Ahora entiendo, tú eres la razón por la que el señor Yoh se marchó sin
confiarnos su paradero, ni siquiera a nosotros, sus oficiales de mayor rango.
¿Por qué has regresado? ¿Por qué te has convertido en la fuente de maldad que
intenta ahogar este mundo en penas y caos?
— “Vladimir”,
¿cierto? — dijo Avanish con tranquilidad—. Esas cuestiones sólo tu maestro
deberá responderlas, yo —calló de pronto, meditando algo que poco a poco
comenzó a ser murmurado por sus labios—… he realizado un movimiento imprevisto,
me pregunto cómo es que él usará este acto a su favor —caviló en voz alta, para
confusión del shaman—. ¿A quién de los míos sacrificarás, Asakura, a quien de
todos los demás salvarás?
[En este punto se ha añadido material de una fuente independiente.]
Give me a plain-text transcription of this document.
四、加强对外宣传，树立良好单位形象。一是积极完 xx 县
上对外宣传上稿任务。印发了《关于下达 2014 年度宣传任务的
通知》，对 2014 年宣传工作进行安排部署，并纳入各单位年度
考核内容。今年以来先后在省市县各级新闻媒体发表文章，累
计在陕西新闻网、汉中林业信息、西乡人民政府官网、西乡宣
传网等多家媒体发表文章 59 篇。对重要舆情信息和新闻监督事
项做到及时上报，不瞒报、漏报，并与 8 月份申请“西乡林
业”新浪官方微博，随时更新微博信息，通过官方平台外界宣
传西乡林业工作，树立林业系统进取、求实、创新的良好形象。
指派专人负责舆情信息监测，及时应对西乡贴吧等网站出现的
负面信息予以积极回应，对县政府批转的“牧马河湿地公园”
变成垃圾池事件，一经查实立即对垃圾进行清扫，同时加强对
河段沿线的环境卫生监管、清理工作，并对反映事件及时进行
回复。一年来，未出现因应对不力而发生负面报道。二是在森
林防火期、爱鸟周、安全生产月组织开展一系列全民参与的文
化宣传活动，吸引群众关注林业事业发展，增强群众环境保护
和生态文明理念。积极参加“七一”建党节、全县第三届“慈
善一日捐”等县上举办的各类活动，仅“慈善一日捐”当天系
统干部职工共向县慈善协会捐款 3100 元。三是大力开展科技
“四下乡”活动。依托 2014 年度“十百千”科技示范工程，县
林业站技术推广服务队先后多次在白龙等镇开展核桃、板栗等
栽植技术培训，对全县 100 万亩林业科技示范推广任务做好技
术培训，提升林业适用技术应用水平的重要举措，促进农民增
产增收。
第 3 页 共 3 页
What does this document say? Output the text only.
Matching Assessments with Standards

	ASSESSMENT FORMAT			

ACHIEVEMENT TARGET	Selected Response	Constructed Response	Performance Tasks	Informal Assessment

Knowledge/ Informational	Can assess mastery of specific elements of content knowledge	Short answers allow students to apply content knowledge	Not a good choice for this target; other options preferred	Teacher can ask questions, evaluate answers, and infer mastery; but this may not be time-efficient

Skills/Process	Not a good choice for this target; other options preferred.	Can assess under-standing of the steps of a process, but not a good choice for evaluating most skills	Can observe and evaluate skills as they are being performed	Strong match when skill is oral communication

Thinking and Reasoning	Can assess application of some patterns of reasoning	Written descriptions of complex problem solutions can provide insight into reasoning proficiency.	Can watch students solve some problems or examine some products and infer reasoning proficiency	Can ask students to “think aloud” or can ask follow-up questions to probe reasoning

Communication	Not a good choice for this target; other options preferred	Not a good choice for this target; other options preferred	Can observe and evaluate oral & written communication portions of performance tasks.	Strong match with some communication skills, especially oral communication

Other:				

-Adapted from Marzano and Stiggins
Será interesante de ver… —Fueron sus palabras antes
de desaparecer.
— ¡No! — clamó
Calíope, avanzando unos cuantos pasos, esperando poder percibir el cosmos del
enemigo para perseguirlo, pero todo intento fue inútil—. ¡Lo has dejado
escapar! —Frenó, volviéndose hacia el shaman.
— Guerrera de
Atena, en estos momentos lo más importante para mí es preservar el mayor número
de vidas posibles. —Vladimir, carente de heridas y escarcha, explicó con
paciencia—. Respeto tu sentir, pero también debes de respetar el de aquellos
que aquí han caído. Dudo que al santo de Escorpión le complazca que mueras
ahora, a su lado; por lo que te suplico que vuelvas en ti, hay otros que te
necesitan. — El shaman señaló las tres siluetas que se hallaban a los lejos.
El furioso
corazón de Calíope se resistió a tal petición, dándole la espalda al shaman.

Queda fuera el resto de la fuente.